By PATRICK GATHARA
A structure at the KDF’s base in Kulbiyow, Somalia, goes up in flames during an attack by al Shabaab militants, January 27, 2016. /COURTESY
In the wake of last week’s sacking of a Kenya Defense Forces base in Somalia by the al Shabaab terror group, the Kenyan government’s communications effort have once again come under a spotlight.
The country had just marked the first anniversary of a similar attack on another KDF camp in the Somali town of El Adde in which close to two hundred Kenyan soldiers were estimated to have been killed. Estimated because the government has never released an official tally of dead, injured and captured. Instead, after initially issuing a few statements offering a chronology of events and promising to answer queries later, it has subsequently maintained a studious silence.
This time, after news of the Kulbiyow attack broke on Friday, the KDF initially put out a statement stating categorically that the attack had been repulsed and that the camp had not been overrun. A second statement later in the day asserted that nine soldiers, including two officers, had lost their lives and another 15 had been injured. It also claimed that “scores” of al Shabaab militants had been killed.

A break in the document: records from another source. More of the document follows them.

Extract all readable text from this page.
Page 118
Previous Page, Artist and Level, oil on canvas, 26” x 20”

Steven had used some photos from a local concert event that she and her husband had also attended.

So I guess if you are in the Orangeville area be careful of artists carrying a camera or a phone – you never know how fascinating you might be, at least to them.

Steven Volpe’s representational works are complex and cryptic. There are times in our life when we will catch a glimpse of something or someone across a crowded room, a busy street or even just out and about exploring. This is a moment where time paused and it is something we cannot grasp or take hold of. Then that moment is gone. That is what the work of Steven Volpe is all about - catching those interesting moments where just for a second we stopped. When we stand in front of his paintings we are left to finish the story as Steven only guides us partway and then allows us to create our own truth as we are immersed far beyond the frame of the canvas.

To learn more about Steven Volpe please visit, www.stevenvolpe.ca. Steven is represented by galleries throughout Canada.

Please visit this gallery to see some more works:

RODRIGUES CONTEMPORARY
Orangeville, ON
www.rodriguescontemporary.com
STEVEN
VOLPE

However, subsequent news reports, some of which claimed to have interviewed survivors of the attack, have raised serious doubts about the veracity of the KDF account. The al Shabaab, who run a pretty sophisticated propaganda machine, initially claimed to have killed over 50 soldiers and subsequently revised that figure upwards. Earlier this week, the group released gruesome pictures purportedly taken after the attack to back up their claims. The Standard newspaper, citing sources within the KDF, also reported that at least 68 Kenyan troops had died. A more detailed account in the Daily Nation also painted a grim picture of the camp being overrun and “pandemonium” as soldiers fled into the bush.

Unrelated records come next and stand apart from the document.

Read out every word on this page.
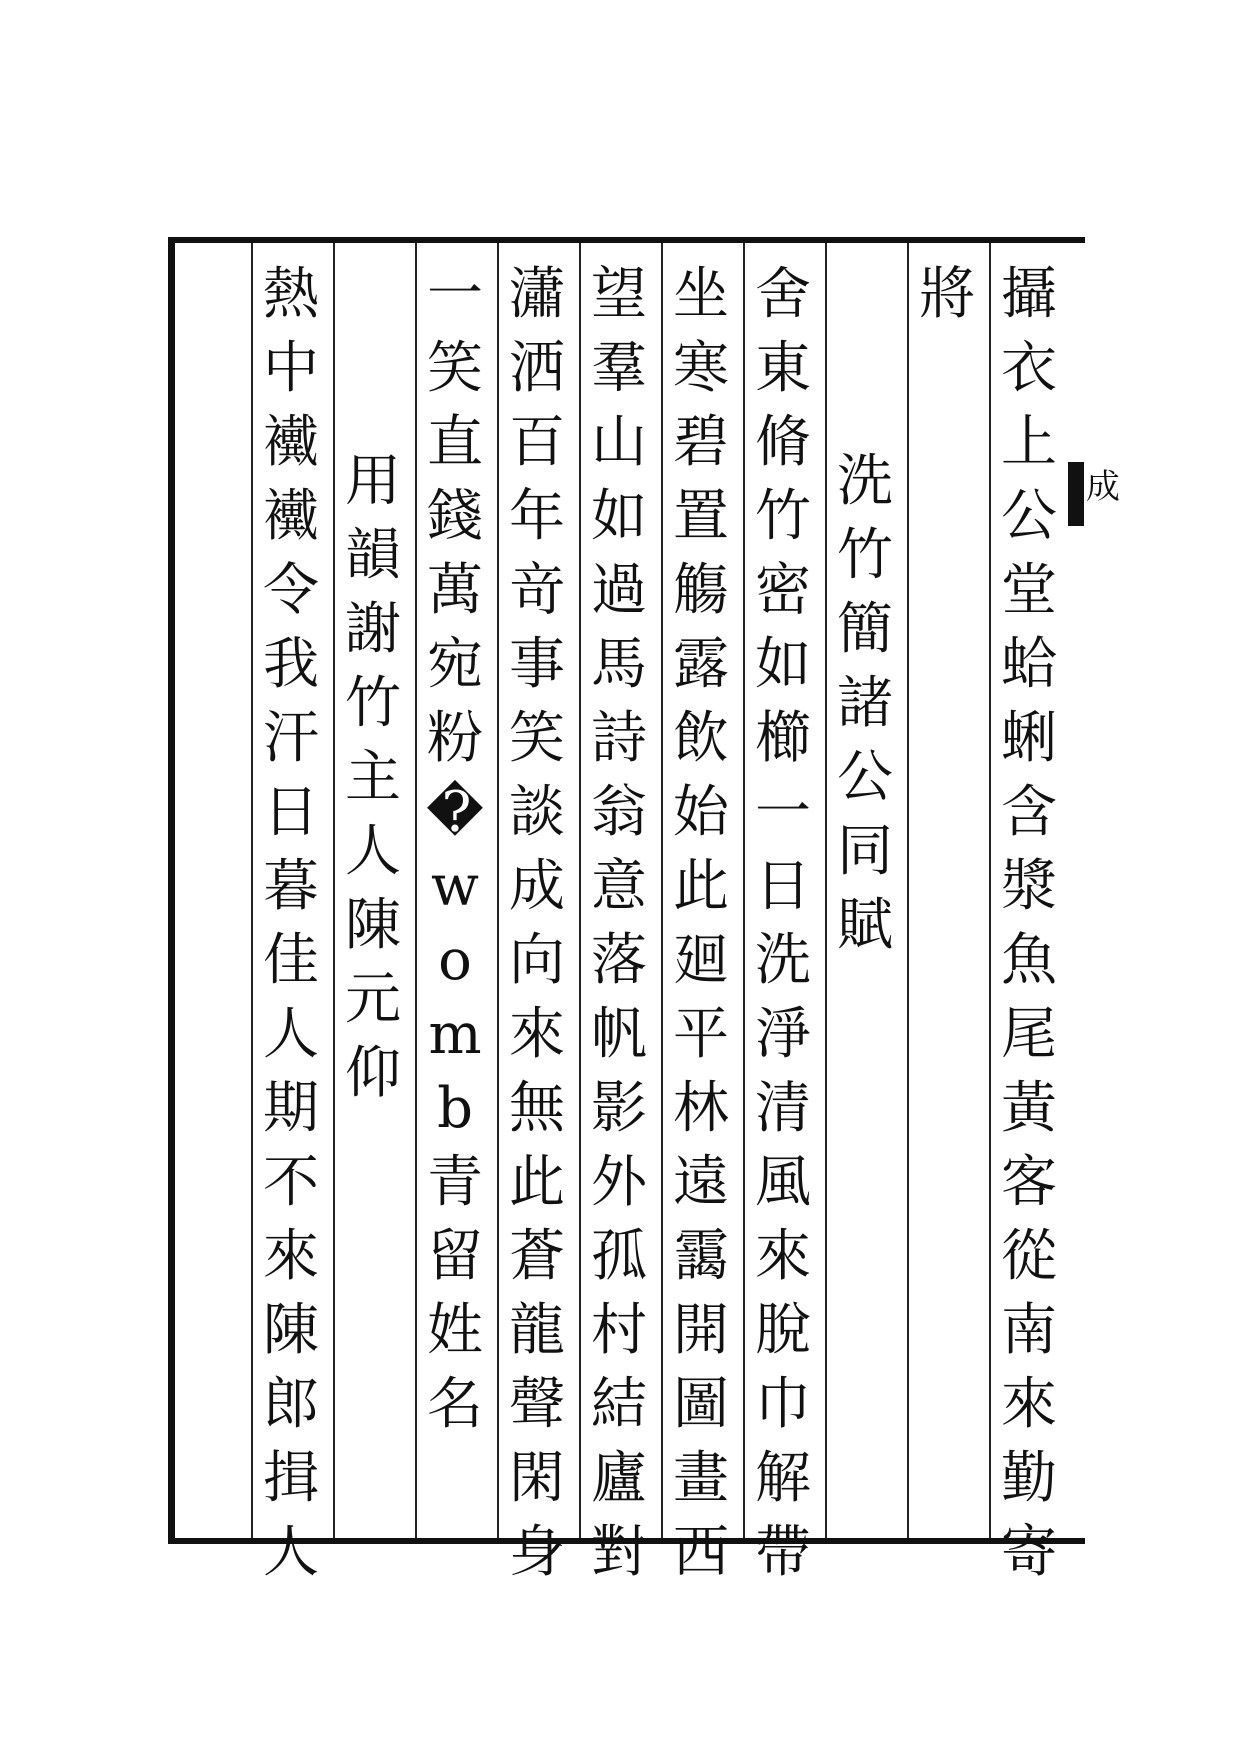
成
攝
衣
上
公
堂
蛤
蜊
含
漿
魚
尾
黃
客
從
南
來
勤
寄
將
洗
竹
簡
諸
公
同
賦
舍
東
脩
竹
密
如
櫛
一
日
洗
淨
清
風
來
脫
巾
解
帶
坐
寒
碧
置
觴
露
飲
始
此
廻
平
林
遠
靄
開
圖
畫
西
望
羣
山
如
過
馬
詩
翁
意
落
帆
影
外
孤
村
結
廬
對
瀟
洒
百
年
竒
事
笑
談
成
向
來
無
此
蒼
龍
聲
閑
身
一
笑
直
錢
萬
宛
粉
�
w
o
m
b
青
留
姓
名
用
韻
謝
竹
主
人
陳
元
仰
熱
中
襶
襶
令
我
汗
日
暮
佳
人
期
不
來
陳
郎
揖
人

Following these revelations, the KDF and government communications appear to have retreated into silence. No further statements have been issued and there has been no public comment from their Commander-in-Chief.
Does any of this matter? Not if you ask the pro-government online army on Twitter. Any attempt to seek clarification is met with accusations of propagandizing for the al Shabaab and having a morbid interest in death counts, as well as patently false claims that militaries across the world never reveal the true extent of their battlefield losses. It is not important to know how many died, so the argument goes, since even one is too many. Telling the truth about casualties, it is claimed, is demoralizing to our soldiers and gifts the terrorists a propaganda coup.

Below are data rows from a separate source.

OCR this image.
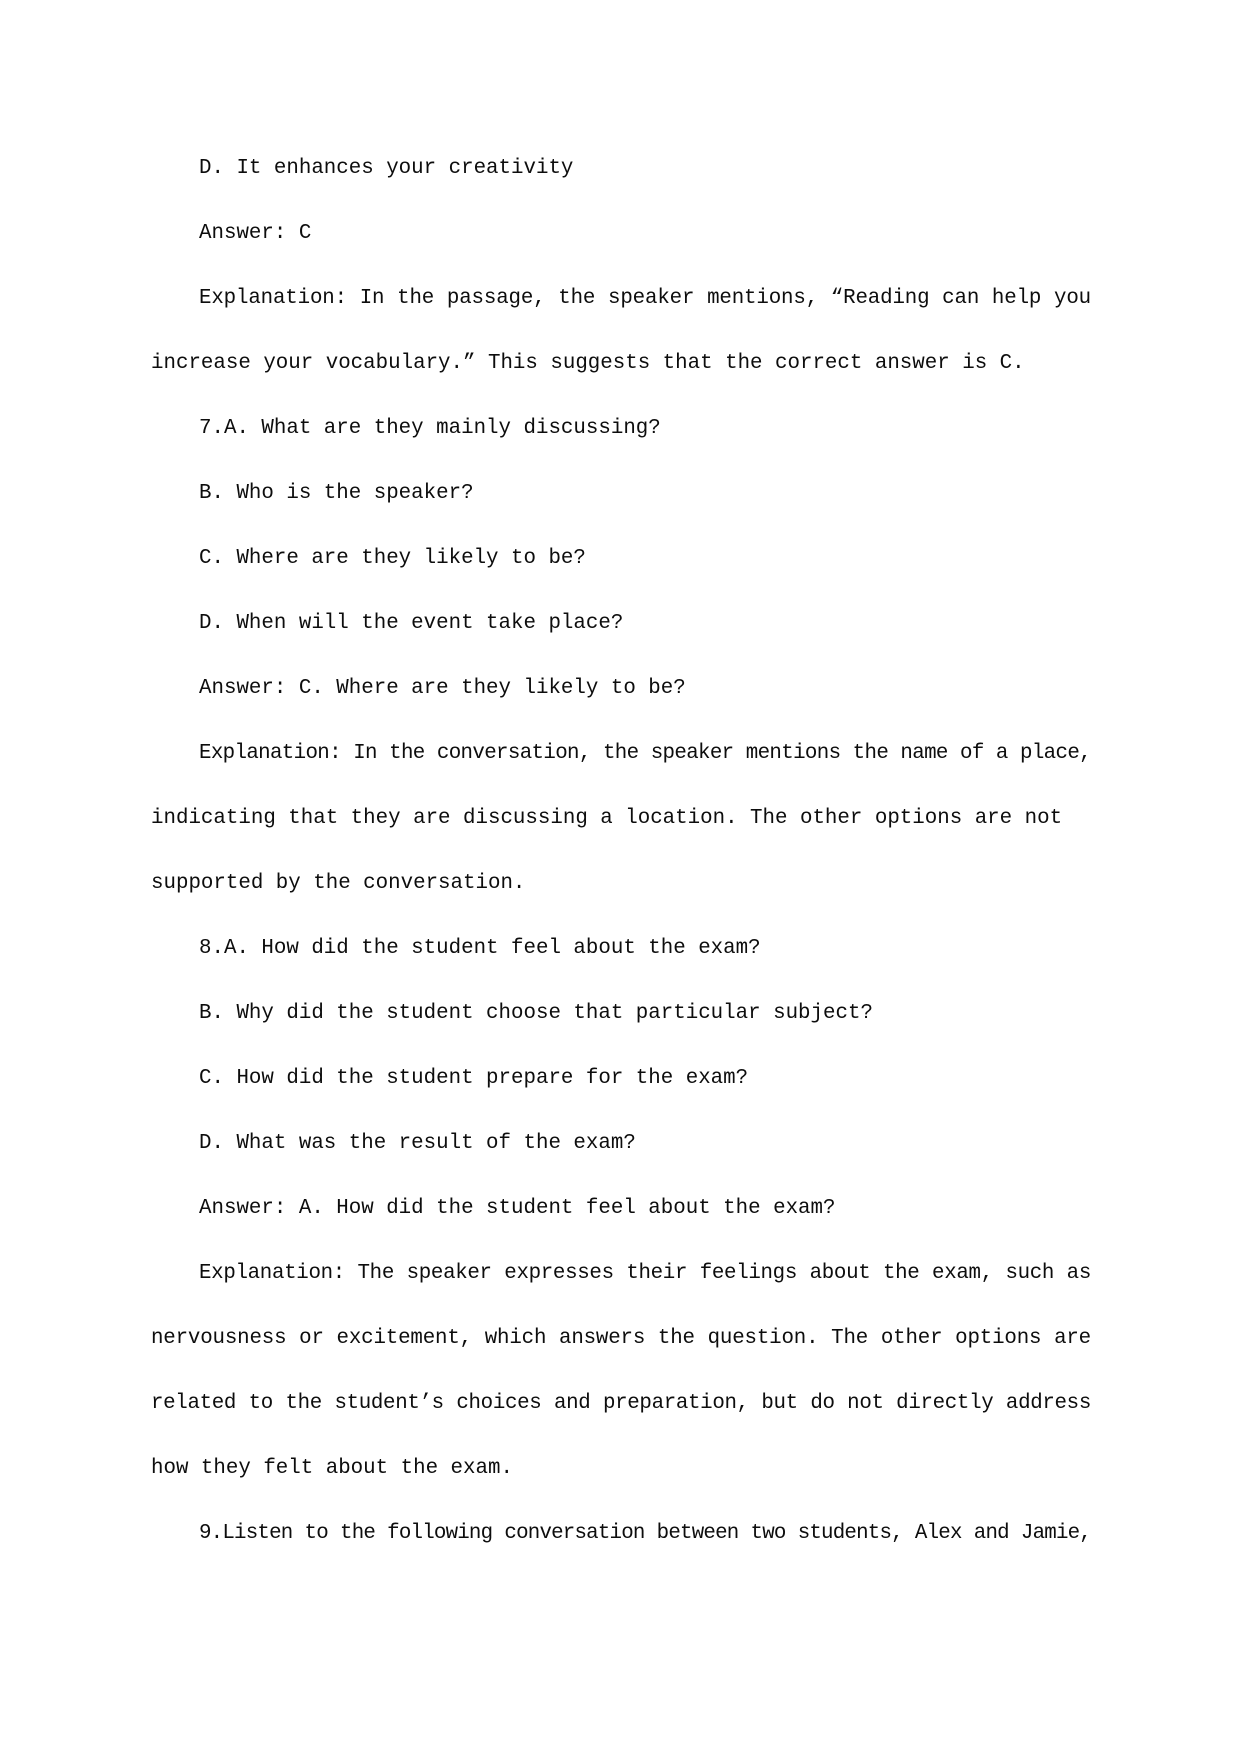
D. It enhances your creativity
Answer: C
Explanation: In the passage, the speaker mentions, “Reading can help you
increase your vocabulary.” This suggests that the correct answer is C.
7.A. What are they mainly discussing?
B. Who is the speaker?
C. Where are they likely to be?
D. When will the event take place?
Answer: C. Where are they likely to be?
Explanation: In the conversation, the speaker mentions the name of a place,
indicating that they are discussing a location. The other options are not
supported by the conversation.
8.A. How did the student feel about the exam?
B. Why did the student choose that particular subject?
C. How did the student prepare for the exam?
D. What was the result of the exam?
Answer: A. How did the student feel about the exam?
Explanation: The speaker expresses their feelings about the exam, such as
nervousness or excitement, which answers the question. The other options are
related to the student’s choices and preparation, but do not directly address
how they felt about the exam.
9.Listen to the following conversation between two students, Alex and Jamie,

Yet the trouble that the government and the KDF go to to hide them itself demonstrates that the numbers do matter. The fact is, they are not being hidden from al Shabaab but from Kenyans and it is the official silences and mendacity, not the truth, that allow the terrorists’ propaganda to rule the airwaves unchallenged.
Rather than protecting soldiers’ morale as is claimed, government propaganda has been aimed at protecting their superiors’ and civilian overseers’ backsides. Revealing the real extent of deaths risks rousing public anger, stoking uncomfortable questions and demands for people to held to account. Yet, questions should and must be asked. Why did the KDF succumb to an attack that was a carbon copy of the El Adde incident, where it had suffered its biggest ever military loss? Why were lessons seemingly not learnt? What are the systemic failures that led to this and who should be held to account? As the Standard editorialized, “losing more than 250 soldiers in 54 weeks in two identical attacks speaks not to the consequence of going to war but the utter incompetence of the high command.”
The numbers matter. The truth matters. The constitution subordinates the KDF to civilian authority and, in the end, its commanders and civilian overlords are ultimately answerable to the Kenyan people. There is an implicit bargain we have with the troops. They will follow orders and risk their lives to defend us and accomplish the mission they are given but we will hold their bosses to account to ensure that those orders and missions are reasonable and that they are properly equipped and facilitated to achieve them. That requires us to have an accurate understanding of the realities they face and the consequences these have. The silence over the needless waste of lives violates that bargain.